New Zealander Liam Lawson has won the Formula 2 Sprint race in Saudi Arabia, a race led for a time by Australian Calan Williams.
Lawson crossed the line first ahead of Juri Vips and Jake Hughes, the pair drag racing to the line out of the final corner.
Calan Williams finished a strong fifth after leading the race early before being muscled aside by Hughes and slipping behind Felipe Drugovich in the closing laps.
Dennis Hauger moved into the race leader off the start, while a stunning start saw Williams rise from fourth to second by the first corner.
A crash from Amaury Cordeel saw the Safety Car deployed on Lap 2, remaining on track until the end of Lap 6.
The race resumed only to be almost immediately neutralised when Logan Sageant and Jack Doohan crashed without crossing the start-finish line.
Doohan had exited the final corner expecting the field to accelerate for the restart, diving to the left to avoid the stacking pack.
As he did so, he made contact with Sergeant, eliminating both from the race in an incident that was investigated after the race.
Drama then befell race leader Hauger as he headed to the pit lane behind the Safety Car.
Timing screens advised the Safety Car would go through the pit lane, only to immediately be followed by a message stating ‘pit lane entry closed’.

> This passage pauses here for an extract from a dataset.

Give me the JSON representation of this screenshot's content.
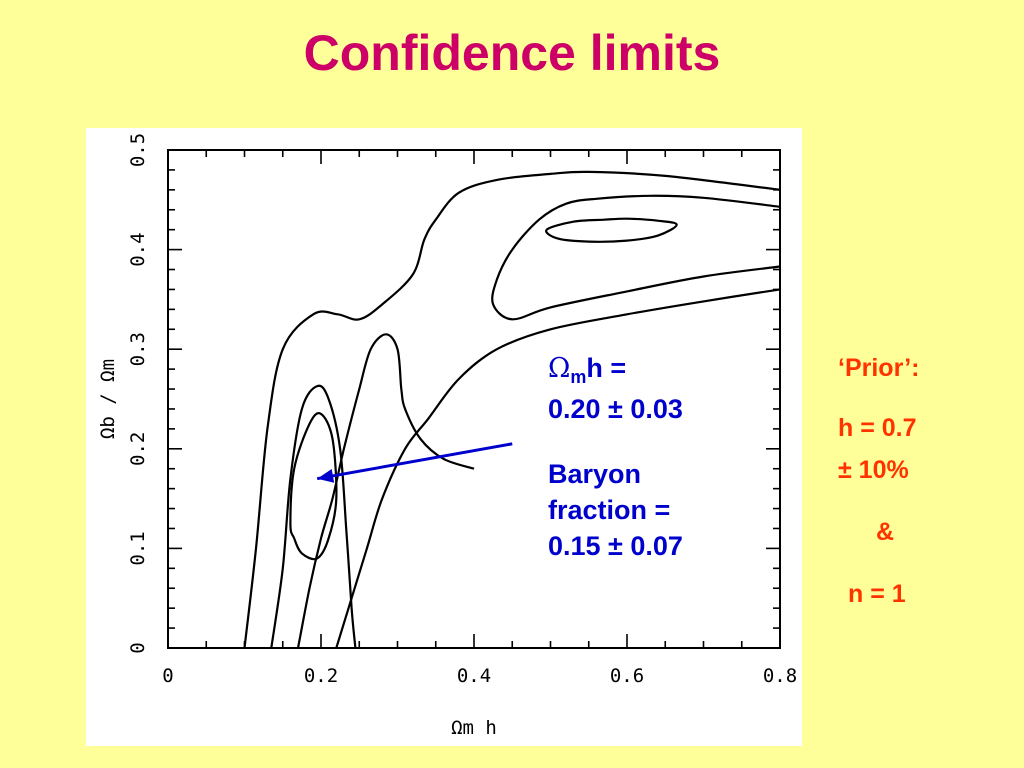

However, Hauger headed through the lane, the only driver to do so, and emerged in 12th, promoting Williams into the race lead.
Rubbing salt into the wound, the former race leader was handed a 10-second stop-go penalty for entering a closed pit lane.
At the end of Lap 13, the lengthy Safety Car period concluded.
Williams led the field to the line slowly, hugging the pit wall on approach to the first corner to defend his advantage.
However, Jake Hughes would not be denied as he used his soft tyre advantage to go the long way around at Turn 1.
Pushed wide at Turn 2, the Aussie opened the door for Lawson to steal second.
A three-way scrap between Vips, Ayumu Iwasa, and Marcus Armstrong over fourth place allowed Williams to edge away to a degree of relative safety.
It was only a temporary respite as soon Vips was with the West Aussie, and passed him into the final corner on Lap 16, taking the inside line and with it the final podium place.
The leaders then found themselves locked together with three laps remaining, Lawson using DRS to pass Hughes to complete the move under brakes for Turn 1.
The former race leader was suffering with worn soft tyres and quickly dropped off the back of Lawson as Vips and Williams became to close in.
A late spin from Armstrong saw the Kiwi not only drop out of the points but stall the engine, prompting the Virtual Safety Car to be deployed.
Officials cleared the car quickly and racing resumed with just over a lap remaining.
A mistake at Turn 1 from Williams saw him run deep, opening the door for Felipe Drugovich to claim fourth place as they began the final tour.
Out front, Lawson won comfortable while second place went to Vips, who won the drag race to the line against Hughes.
Drugovich was fourth and Williams fifth, while championship leader heading in, Theo Pourchaire, ended 15th and Hauger trailed home his Prema in 17th.